El virtuoso
es sinónimo del hombre más fuerte, del mejor en su rama. Decimos que un
pianista es virtuoso porque es el mejor en su modalidad, sus interpretaciones
al piano están por encima de la media. Hablamos de un virtuoso del balón al
referirnos a un futbolista excepcional. Muchos practicantes pueden destacar en
cada disciplina, pero el virtuosismo es condición de unos cuantos.
Todos
podemos entender la virtud, pero casi nadie podemos asumirla con sus consecuencias
de riesgo y sacrificio. Por eso el virtuoso en la música, en el deporte, en las
letras, es un modelo a seguir para nuestra conducta personal: queremos ser como
él aunque no podamos serlo. Nos gustaría emular sus hazañas, acompañarlo a escalar
el Everest, emparejarlo en un maratón, seguirlo por las dunas arábigas para
encabezar su ejército de beduinos. Pero en los hechos sólo puedo repetir la
vieja sentencia latina: “video meliora proboque” (veo lo mejor y lo apruebo).
Hay algo que pocos saben: los seres humanos aprendemos por comparación y, sobre
todo, por admiración.
No es de
ilusos ver a Michael Michael Schumacher tripulando su Ferrari en una carrera de
F1 y sentirnos que somos él. Ese es el principio de la ética: veo lo mejor y lo
apruebo; veo lo mejor y quiero ser lo que veo, aunque en mi sano juicio no
podría rebasar los límites de velocidad que consiguió el legendario Schumacher.

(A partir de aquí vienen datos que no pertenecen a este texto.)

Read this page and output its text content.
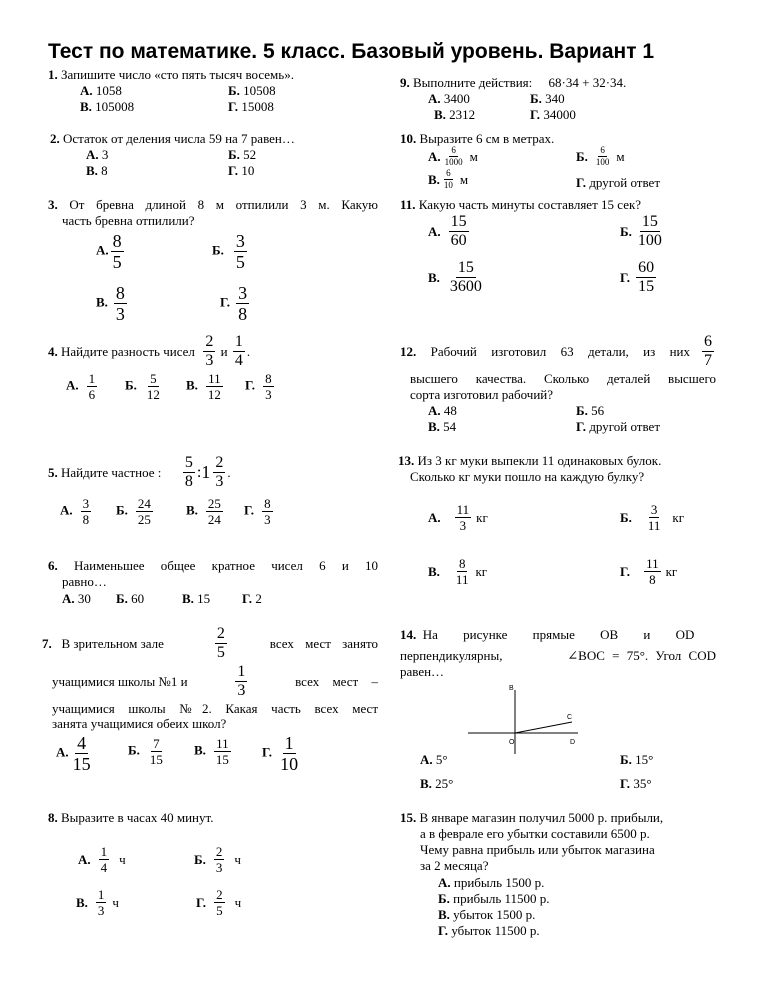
Тест по математике. 5 класс. Базовый уровень. Вариант 1
1. Запишите число «сто пять тысяч восемь».
А. 1058	Б. 10508
В. 105008	Г. 15008
2. Остаток от деления числа 59 на 7 равен…
А. 3	Б. 52
В. 8	Г. 10
3. От бревна длиной 8 м отпилили 3 м. Какую
часть бревна отпилили?
А. $\frac{8}{5}$	Б. $\frac{3}{5}$
В. $\frac{8}{3}$	Г. $\frac{3}{8}$
4.
Найдите разность чисел
$\frac{2}{3}$
и
$\frac{1}{4}$ .
А. $\frac{1}{6} Б$. $\frac{5}{12} В$. $\frac{11}{12} Г$. $\frac{8}{3}$
5.
Найдите частное :
$\frac{5}{8}$ : $1 \frac{2}{3}$ .
А. $\frac{3}{8} Б$. $\frac{24}{25}$	В. $\frac{25}{24} Г$. $\frac{8}{3}$
6. Наименьшее общее кратное чисел 6 и 10
равно…
А. 30 Б. 60	В. 15 Г. 2
7. В зрительном зале	$\frac{2}{5}$	всех мест занято
учащимися школы №1 и	$\frac{1}{3}$	всех мест –
учащимися школы №2. Какая часть всех мест
занята учащимися обеих школ?
А. $\frac{4}{15}$	Б. $\frac{7}{15} В$. $\frac{11}{15} Г$. $\frac{1}{10}$
8. Выразите в часах 40 минут.
А. $\frac{1}{4}$ ч	Б. $\frac{2}{3}$ ч
В. $\frac{1}{3}$ ч	Г. $\frac{2}{5}$ ч
9. Выполните действия: 68·34 + 32·34.
А. 3400	Б. 340
В. 2312	Г. 34000
10. Выразите 6 см в метрах.
А. $\frac{6}{1000}$ м	Б. $\frac{6}{100}$ м
В. $\frac{6}{10}$ м	Г. другой ответ
11. Какую часть минуты составляет 15 сек?
А. $\frac{15}{60}$	Б. $\frac{15}{100}$
В. $\frac{15}{3600}$	Г. $\frac{60}{15}$
12. Рабочий изготовил 63 детали, из них $\frac{6}{7}$
высшего качества. Сколько деталей высшего
сорта изготовил рабочий?
А. 48	Б. 56
В. 54	Г. другой ответ
13. Из 3 кг муки выпекли 11 одинаковых булок.
Сколько кг муки пошло на каждую булку?
А. $\frac{11}{3}$ кг	Б. $\frac{3}{11}$ кг
В. $\frac{8}{11}$ кг	Г. $\frac{11}{8}$ кг
14. На рисунке прямые OB и OD
перпендикулярны,	∠BOC = 75°. Угол COD
равен…
B
C
O	D
А. 5°	Б. 15°
В. 25°	Г. 35°
15. В январе магазин получил 5000 р. прибыли,
а в феврале его убытки составили 6500 р.
Чему равна прибыль или убыток магазина
за 2 месяца?
А. прибыль 1500 р.
Б. прибыль 11500 р.
В. убыток 1500 р.
Г. убыток 11500 р.
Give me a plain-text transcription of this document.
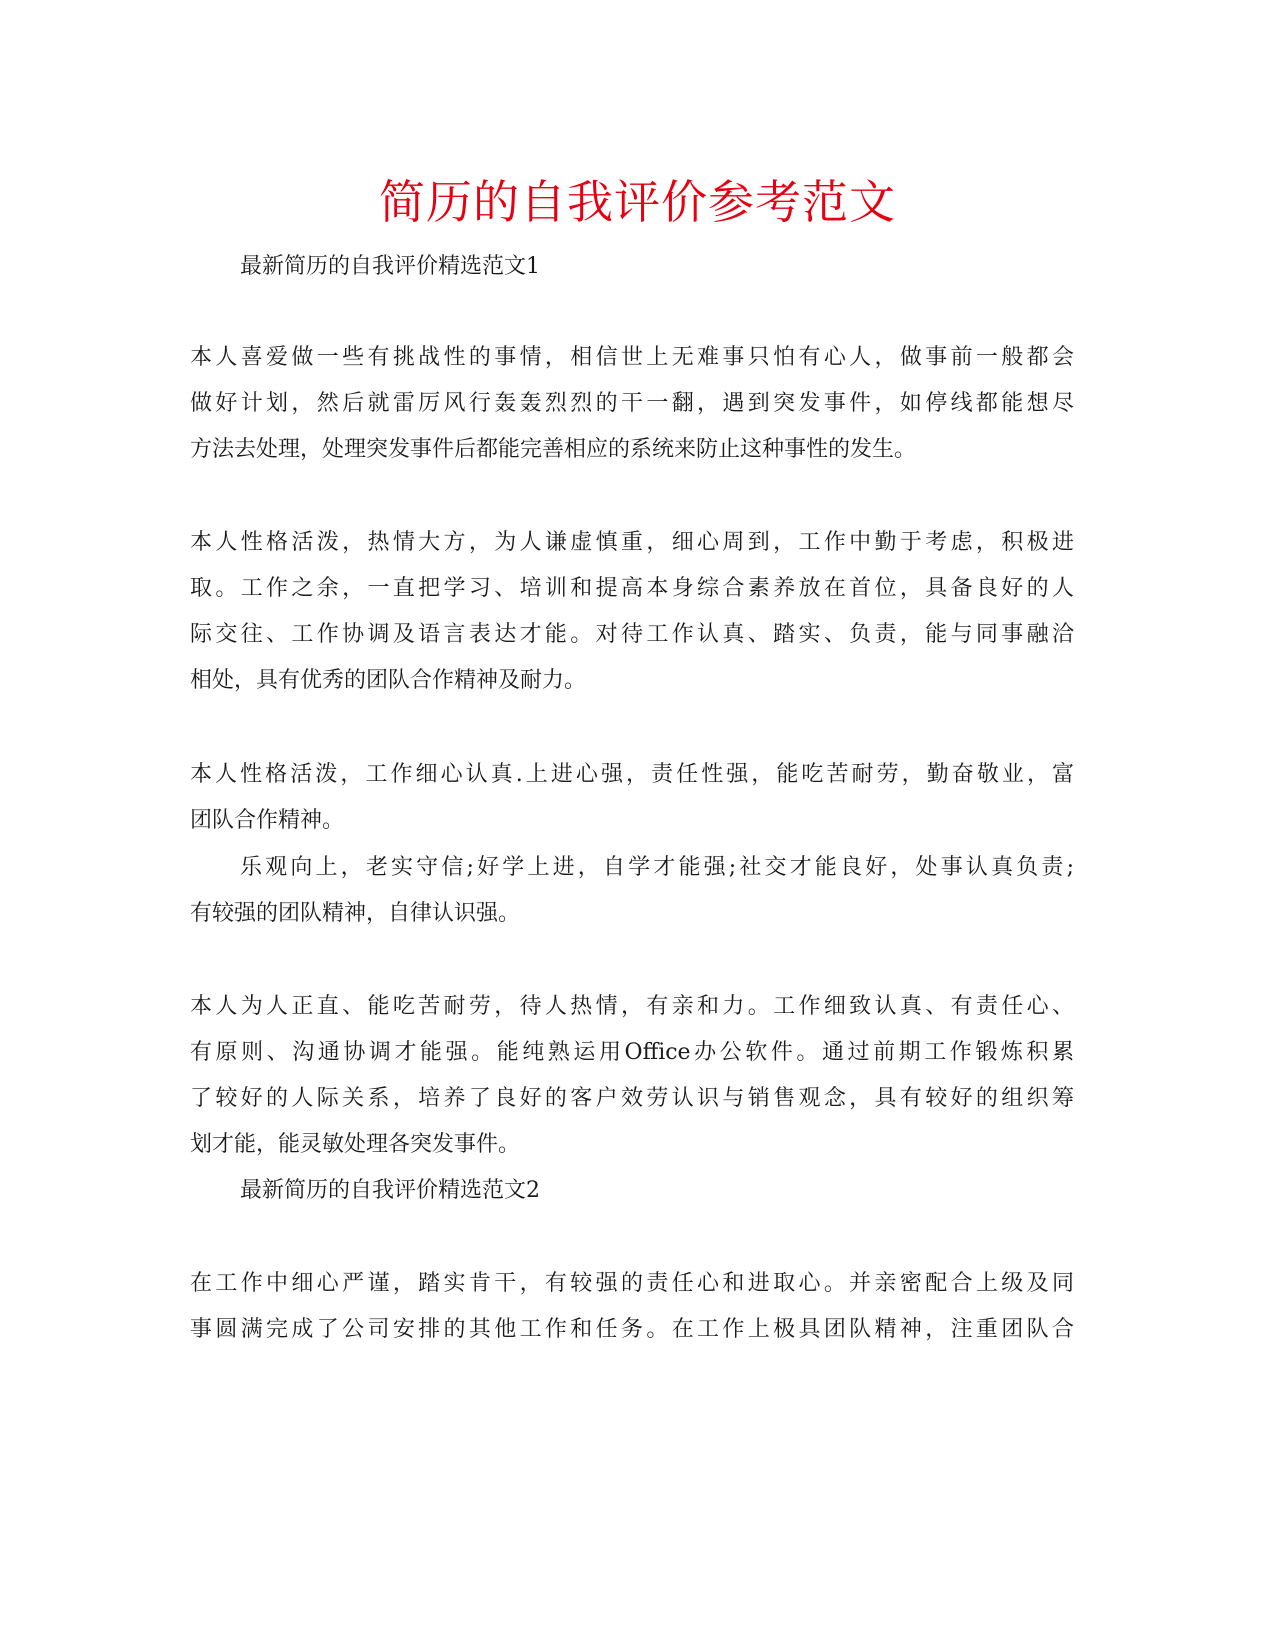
简历的自我评价参考范文
最新简历的自我评价精选范文1
本人喜爱做一些有挑战性的事情，相信世上无难事只怕有心人，做事前一般都会
做好计划，然后就雷厉风行轰轰烈烈的干一翻，遇到突发事件，如停线都能想尽
方法去处理，处理突发事件后都能完善相应的系统来防止这种事性的发生。
本人性格活泼，热情大方，为人谦虚慎重，细心周到，工作中勤于考虑，积极进
取。工作之余，一直把学习、培训和提高本身综合素养放在首位，具备良好的人
际交往、工作协调及语言表达才能。对待工作认真、踏实、负责，能与同事融洽
相处，具有优秀的团队合作精神及耐力。
本人性格活泼，工作细心认真.上进心强，责任性强，能吃苦耐劳，勤奋敬业，富
团队合作精神。
乐观向上，老实守信;好学上进，自学才能强;社交才能良好，处事认真负责;
有较强的团队精神，自律认识强。
本人为人正直、能吃苦耐劳，待人热情，有亲和力。工作细致认真、有责任心、
有原则、沟通协调才能强。能纯熟运用Office办公软件。通过前期工作锻炼积累
了较好的人际关系，培养了良好的客户效劳认识与销售观念，具有较好的组织筹
划才能，能灵敏处理各突发事件。
最新简历的自我评价精选范文2
在工作中细心严谨，踏实肯干，有较强的责任心和进取心。并亲密配合上级及同
事圆满完成了公司安排的其他工作和任务。在工作上极具团队精神，注重团队合
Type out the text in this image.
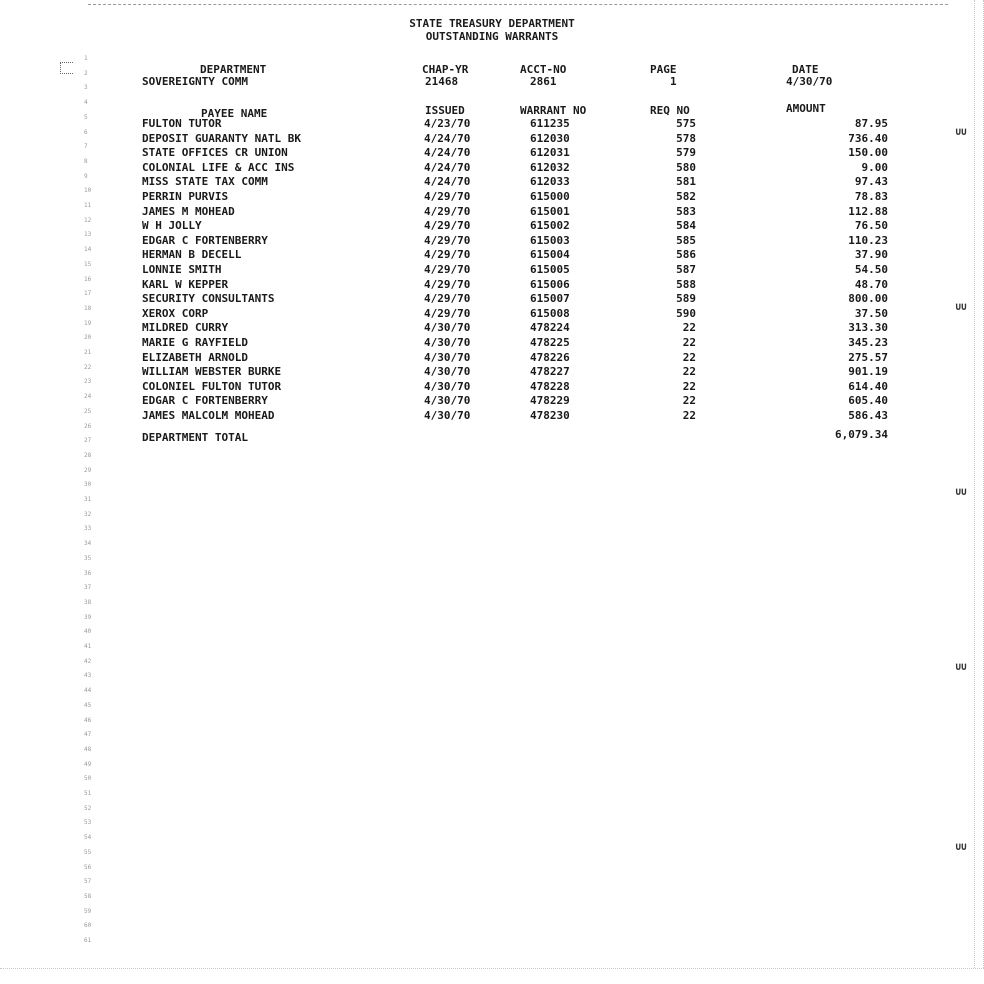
∪∪
∪∪
∪∪
∪∪
∪∪
1
2
3
4
5
6
7
8
9
10
11
12
13
14
15
16
17
18
19
20
21
22
23
24
25
26
27
28
29
30
31
32
33
34
35
36
37
38
39
40
41
42
43
44
45
46
47
48
49
50
51
52
53
54
55
56
57
58
59
60
61
STATE TREASURY DEPARTMENT
OUTSTANDING WARRANTS
DEPARTMENT	CHAP-YR	ACCT-NO	PAGE	DATE
SOVEREIGNTY COMM	21468	2861	1	4/30/70
PAYEE NAME	ISSUED	WARRANT NO	REQ NO	AMOUNT
FULTON TUTOR	4/23/70	611235	575	87.95
DEPOSIT GUARANTY NATL BK	4/24/70	612030	578	736.40
STATE OFFICES CR UNION	4/24/70	612031	579	150.00
COLONIAL LIFE & ACC INS	4/24/70	612032	580	9.00
MISS STATE TAX COMM	4/24/70	612033	581	97.43
PERRIN PURVIS	4/29/70	615000	582	78.83
JAMES M MOHEAD	4/29/70	615001	583	112.88
W H JOLLY	4/29/70	615002	584	76.50
EDGAR C FORTENBERRY	4/29/70	615003	585	110.23
HERMAN B DECELL	4/29/70	615004	586	37.90
LONNIE SMITH	4/29/70	615005	587	54.50
KARL W KEPPER	4/29/70	615006	588	48.70
SECURITY CONSULTANTS	4/29/70	615007	589	800.00
XEROX CORP	4/29/70	615008	590	37.50
MILDRED CURRY	4/30/70	478224	22	313.30
MARIE G RAYFIELD	4/30/70	478225	22	345.23
ELIZABETH ARNOLD	4/30/70	478226	22	275.57
WILLIAM WEBSTER BURKE	4/30/70	478227	22	901.19
COLONIEL FULTON TUTOR	4/30/70	478228	22	614.40
EDGAR C FORTENBERRY	4/30/70	478229	22	605.40
JAMES MALCOLM MOHEAD	4/30/70	478230	22	586.43
DEPARTMENT TOTAL	6,079.34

Quizá esa sea la condición principal del virtuoso: superar los límites, rebasar
cualquier frontera. La gente común somos seres fronterizos, pero nos quedamos
del lado de acá. Schumacher no, porque es el Kaiser, el Barón Rojo, o
simplemente Schumi.
El virtuoso
– virtus significa viril, coraje,
fuerza de carácter – está dominado por el hambre de absoluto: la voluntad inconformista
de ir plus ultra, más allá. ¿Hasta
donde? Si no me lo preguntan lo se, pero si me lo preguntan lo ignoro. Sin
embargo, las hazañas de la virtud, la fascinación del vértigo, gozar la carrera
tras marcar la vuelta rápida, tienen un costo muy alto; todo guerrero sufre el
maleficio de la tragedia. Otros le llaman destino.
Un fuera de
serie es ejemplo ético; un superdotado es materia de fantasía. Y Michael
Schumacher es un fuera de serie, no un superdotado. Ver a un guerrero de la alta
velocidad, en un lecho hospitalario, inmóvil, tan frágil, es un contrasentido: le
devuelve su sentido humano de vulnerabilidad. También lo engrandece más ante
nuestros ojos: es un guerrero que lucha desafiando la vida. Ojalá (así lo
deseamos todos), salga de este duro trance.